İdam sehpaları kurulmuyor, kardeş IŞİD gibi kafa kesme törenleri de düzenlenmiyor ama Sarayın kükremesi üzerine bir tek Kürt’ün canını almak için uçak filoları havalanıyor, şehirler yerle bir ediliyor, Kürtler işten, meslekten atılıyor, linç ve kurşunlama seferleri düzenleniyor.

En son "Kürt var", onların deyimiyle "terörist" yaygarasıyla  İstanbul Belediyesini CHP’den alıp üstüne çökmek üzere ortalığı hallaçladılar. "Türk oğlu Türk" diyarında, Kürtçe konuşup Kürtçe ayetler okuyarak, Kürtçe yakararak namaz kıldıran Kürt Melleler "teröristlik" suçlamasıyla hedef alındılar.

Melleler, Kürtçe yakarı suçlamasıyla şimdi, Kafka’nın "Joseph K"sı gibi yargılanıyorlar.

İşlerini yapan sinema oyuncuları McCarthy tarafından Komünistlik suçlamasıyla yargılanıyordu. Hitler’e biat etmeyen Yahudiler, "ben bir Türküm" demeyen Ermeniler, Pontuslular, Asuriler kırılıyordu.

Bugün, IŞİD kafalı İslami terör hücumda. Semavi dinler arasında, yalnızca IŞİD ve Kürt-İslamcılar ırkçılığın kara şeklidir. Salt Kürt oldukları  ve soyları, asıllarını inkar edip cetlerinin ruhunu yerde çiğneyerek, dedelerinin mezar taşına tükürenlere katılmadıkları için, Kürtlerin katli vaciptir IŞİD nezdinde.

Türk-İslamca, yüz yıldır kırılıyorlar. İslamo Faşizm kırımı ifrata götürüdü. Nerede Kürt varsa seri katilleri oraya saldılar. Kürtler topluca kırılıyor, şehirleri toza dumana karıştırılıyor, insanlar tek tek kurşunlanıyor, ölülerine eziyet edilip mezarları çiğneniyor.

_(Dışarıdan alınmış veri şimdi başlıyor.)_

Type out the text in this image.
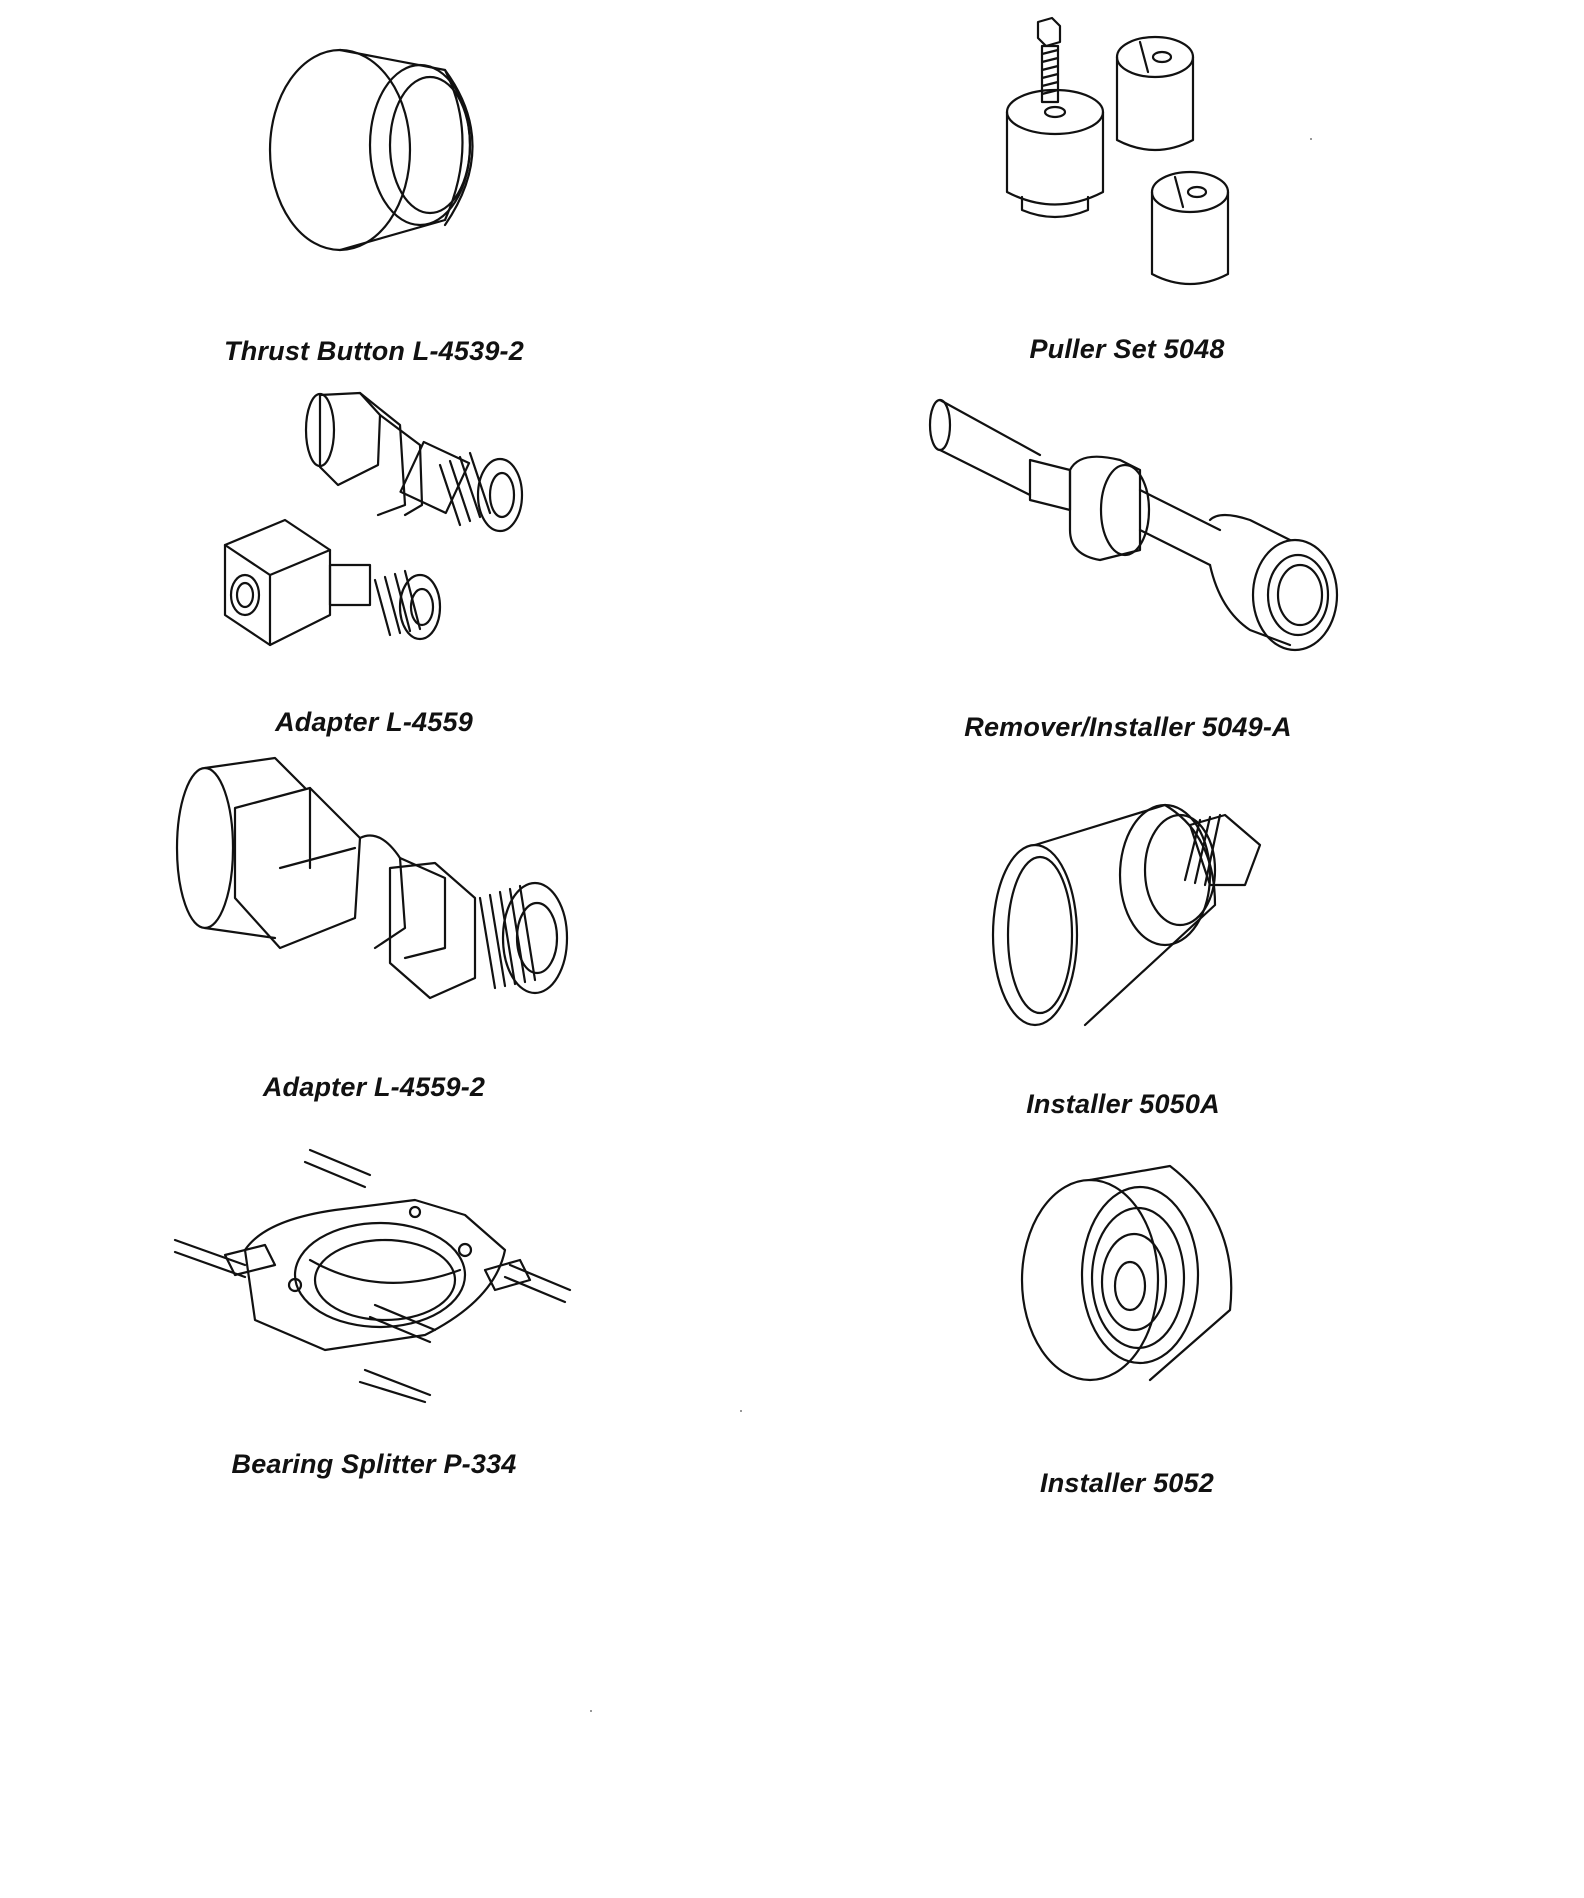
Thrust Button L-4539-2	Puller Set 5048
Adapter L-4559	Remover/Installer 5049-A
Adapter L-4559-2
Installer 5050A
Bearing Splitter P-334
Installer 5052
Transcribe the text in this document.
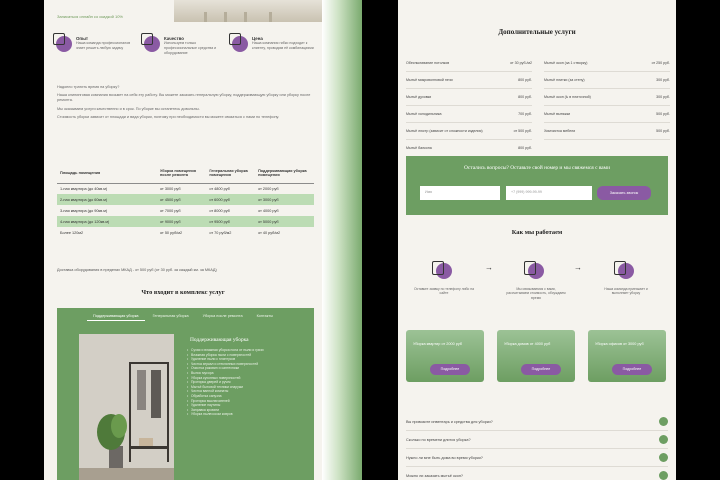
Записаться онлайн со скидкой 10%
Опыт
Наша команда профессионалов знает решить любую задачу
Качество
Используем только профессиональные средства и оборудование
Цена
Наша компания гибко подходит к клиенту, проводим её комбинациями

Надоело тратить время на уборку?

Наша клининговая компания возьмет на себя эту работу. Вы можете заказать генеральную уборку, поддерживающую уборку или уборку после ремонта.

Мы оказываем услуги качественно и в срок. По уборке вы останетесь довольны.

Стоимость уборки зависит от площади и вида уборки, поэтому при необходимости вы можете связаться с нами по телефону.

Площадь помещения	Уборка помещения после ремонта	Генеральная уборка помещения	Поддерживающая уборка помещения
1-ная квартира (до 40кв.м)	от 3000 руб	от 4800 руб	от 2000 руб
2-ная квартира (до 60кв.м)	от 4500 руб	от 6000 руб	от 3000 руб
3-ная квартира (до 90кв.м)	от 7000 руб	от 8000 руб	от 4000 руб
4-ная квартира (до 120кв.м)	от 9000 руб	от 9500 руб	от 5000 руб
Более 120м2	от 50 руб/м2	от 70 руб/м2	от 40 руб/м2
Доставка оборудования в пределах МКАД - от 500 руб (от 30 руб. за каждый км. за МКАД)
Что входит в комплекс услуг
Поддерживающая уборка	Генеральная уборка	Уборка после ремонта	Контакты
Поддерживающая уборка
• Сухая и влажная уборка пола от пыли и грязи
• Влажная уборка пыли с поверхностей
• Удаление пыли с плинтусов
• Чистка зеркал и стеклянных поверхностей
• Очистка раковин и сантехники
• Вынос мусора
• Уборка кухонных поверхностей
• Протирка дверей и ручек
• Мытьё бытовой техники снаружи
• Чистка ванной комнаты
• Обработка санузла
• Протирка выключателей
• Удаление паутины
• Заправка кровати
• Уборка пылесосом ковров
Дополнительные услуги
Обеспыливание потолков	от 30 руб./м2
Мытьё микроволновой печи	800 руб.
Мытьё духовки	800 руб.
Мытьё холодильника	700 руб.
Мытьё люстр (зависит от сложности изделия)	от 500 руб.
Мытьё балкона	800 руб.
Мытьё окон (за 1 створку)	от 250 руб.
Мытьё плитки (за стену)	300 руб.
Мытьё окон (Ь в плиточной)	300 руб.
Мытьё вытяжки	500 руб.
Химчистка мебели	500 руб.
Остались вопросы? Оставьте свой номер и мы свяжемся с вами
Имя	+7 (999) 999-99-99	Заказать звонок
Как мы работаем
Оставьте заявку по телефону либо на сайте
Мы связываемся с вами, рассчитываем стоимость, обсуждаем время
Наша команда приезжает и выполняет уборку
→	→
Уборка квартир от 2000 руб
Подробнее
Уборка домов от 4000 руб
Подробнее
Уборка офисов от 3000 руб
Подробнее
Вы привозите инвентарь и средства для уборки?
Сколько по времени длится уборка?
Нужно ли мне быть дома во время уборки?
Можно ли заказать мытьё окон?
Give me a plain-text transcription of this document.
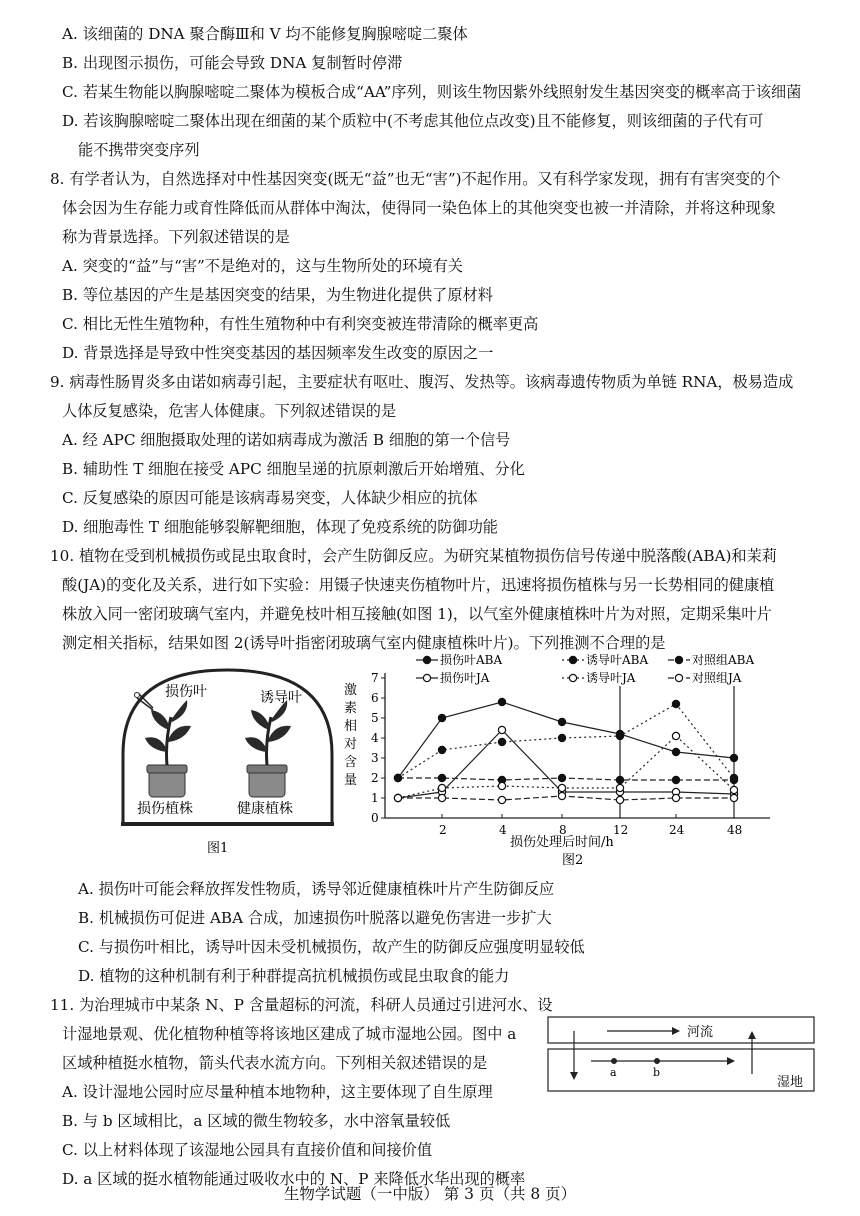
A. 该细菌的 DNA 聚合酶Ⅲ和 V 均不能修复胸腺嘧啶二聚体
B. 出现图示损伤，可能会导致 DNA 复制暂时停滞
C. 若某生物能以胸腺嘧啶二聚体为模板合成“AA”序列，则该生物因紫外线照射发生基因突变的概率高于该细菌
D. 若该胸腺嘧啶二聚体出现在细菌的某个质粒中(不考虑其他位点改变)且不能修复，则该细菌的子代有可
能不携带突变序列
8. 有学者认为，自然选择对中性基因突变(既无“益”也无“害”)不起作用。又有科学家发现，拥有有害突变的个
体会因为生存能力或育性降低而从群体中淘汰，使得同一染色体上的其他突变也被一并清除，并将这种现象
称为背景选择。下列叙述错误的是
A. 突变的“益”与“害”不是绝对的，这与生物所处的环境有关
B. 等位基因的产生是基因突变的结果，为生物进化提供了原材料
C. 相比无性生殖物种，有性生殖物种中有利突变被连带清除的概率更高
D. 背景选择是导致中性突变基因的基因频率发生改变的原因之一
9. 病毒性肠胃炎多由诺如病毒引起，主要症状有呕吐、腹泻、发热等。该病毒遗传物质为单链 RNA，极易造成
人体反复感染，危害人体健康。下列叙述错误的是
A. 经 APC 细胞摄取处理的诺如病毒成为激活 B 细胞的第一个信号
B. 辅助性 T 细胞在接受 APC 细胞呈递的抗原刺激后开始增殖、分化
C. 反复感染的原因可能是该病毒易突变，人体缺少相应的抗体
D. 细胞毒性 T 细胞能够裂解靶细胞，体现了免疫系统的防御功能
10. 植物在受到机械损伤或昆虫取食时，会产生防御反应。为研究某植物损伤信号传递中脱落酸(ABA)和茉莉
酸(JA)的变化及关系，进行如下实验：用镊子快速夹伤植物叶片，迅速将损伤植株与另一长势相同的健康植
株放入同一密闭玻璃气室内，并避免枝叶相互接触(如图 1)，以气室外健康植株叶片为对照，定期采集叶片
测定相关指标，结果如图 2(诱导叶指密闭玻璃气室内健康植株叶片)。下列推测不合理的是
A. 损伤叶可能会释放挥发性物质，诱导邻近健康植株叶片产生防御反应
B. 机械损伤可促进 ABA 合成，加速损伤叶脱落以避免伤害进一步扩大
C. 与损伤叶相比，诱导叶因未受机械损伤，故产生的防御反应强度明显较低
D. 植物的这种机制有利于种群提高抗机械损伤或昆虫取食的能力
11. 为治理城市中某条 N、P 含量超标的河流，科研人员通过引进河水、设
计湿地景观、优化植物种植等将该地区建成了城市湿地公园。图中 a
区域种植挺水植物，箭头代表水流方向。下列相关叙述错误的是
A. 设计湿地公园时应尽量种植本地物种，这主要体现了自生原理
B. 与 b 区域相比，a 区域的微生物较多，水中溶氧量较低
C. 以上材料体现了该湿地公园具有直接价值和间接价值
D. a 区域的挺水植物能通过吸收水中的 N、P 来降低水华出现的概率
损伤叶	诱导叶
损伤植株	健康植株
图1
0
1
2
3
4
5
6
7
2	4	8	12	24	48
损伤叶ABA	诱导叶ABA	对照组ABA
损伤叶JA	诱导叶JA	对照组JA
激素相对含量
损伤处理后时间/h
图2
a	b
河流
湿地
生物学试题（一中版） 第 3 页（共 8 页）
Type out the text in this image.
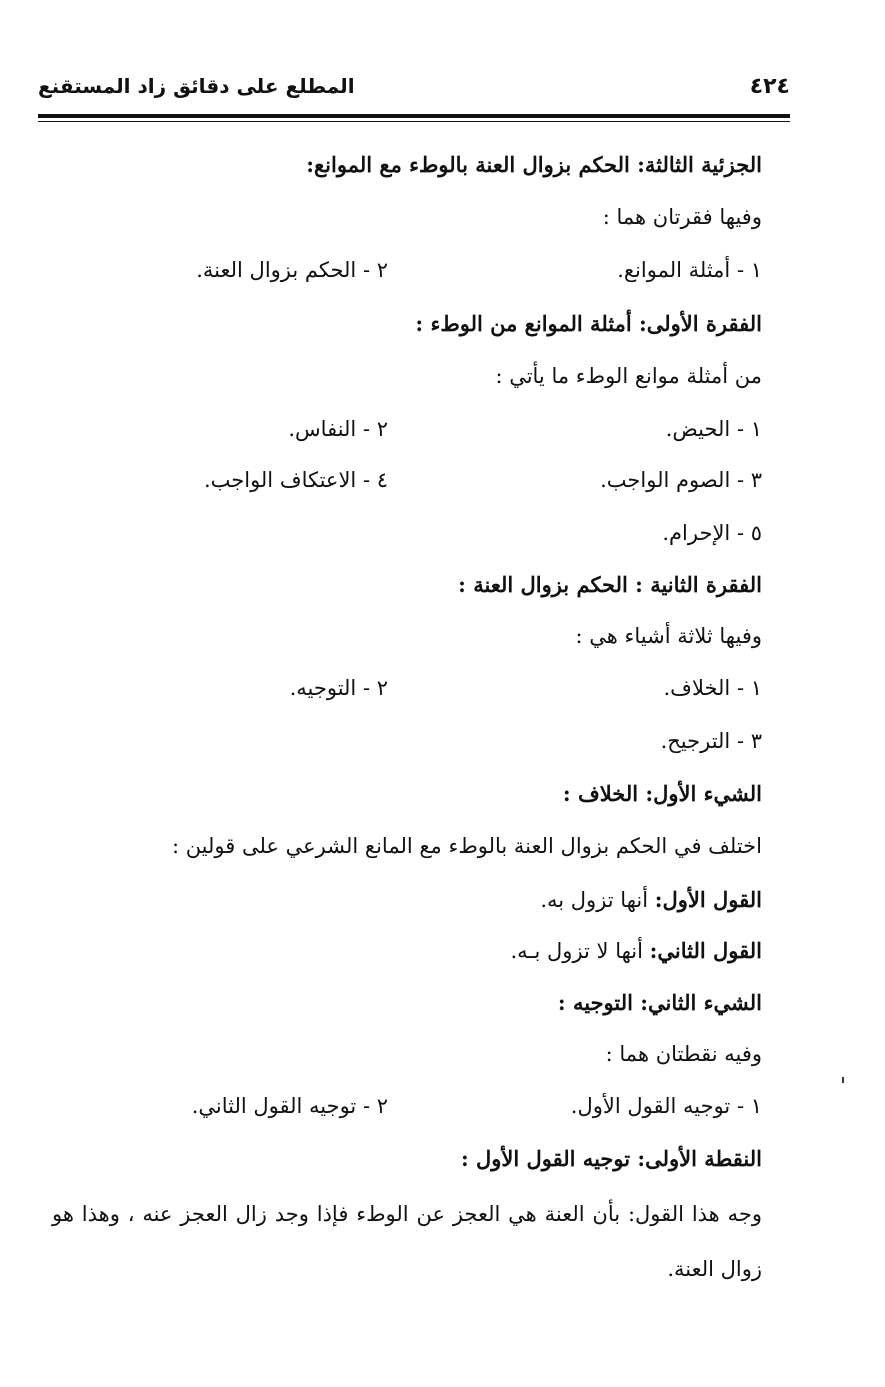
٤٢٤
المطلع على دقائق زاد المستقنع
الجزئية الثالثة: الحكم بزوال العنة بالوطء مع الموانع:
وفيها فقرتان هما :
١ - أمثلة الموانع.
٢ - الحكم بزوال العنة.
الفقرة الأولى: أمثلة الموانع من الوطء :
من أمثلة موانع الوطء ما يأتي :
١ - الحيض.
٢ - النفاس.
٣ - الصوم الواجب.
٤ - الاعتكاف الواجب.
٥ - الإحرام.
الفقرة الثانية : الحكم بزوال العنة :
وفيها ثلاثة أشياء هي :
١ - الخلاف.
٢ - التوجيه.
٣ - الترجيح.
الشيء الأول: الخلاف :
اختلف في الحكم بزوال العنة بالوطء مع المانع الشرعي على قولين :
القول الأول: أنها تزول به.
القول الثاني: أنها لا تزول بـه.
الشيء الثاني: التوجيه :
وفيه نقطتان هما :
١ - توجيه القول الأول.
٢ - توجيه القول الثاني.
النقطة الأولى: توجيه القول الأول :
وجه هذا القول: بأن العنة هي العجز عن الوطء فإذا وجد زال العجز عنه ، وهذا هو زوال العنة.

İslamı teröristler McCarthy sloganıyla saldırıyorlar: "Orada Kürt var, bir tane de burada" diye diye.

İnsanı, kurdu, kuşu, böceği, kelebeği, yılanı, timsahı, fili, aslanıyla her canlı kendi diliyle ama bunlar, Allah diye diye Allahı inkar edip Mellelerin Kürt dilini yasaklıyorlar. Sanki Allah Kürtçeyi bilmiyormuş gibi yapıyorlar...

İstanbul Belediyesi talanı, hırsızlık ve gasbı ortadan kaldırınca, Kürtçe konuşan ve Kürtçe ibadet var diye bir suç icat ettiler. Onunla Belediyeyi gasba çalışıyorlar.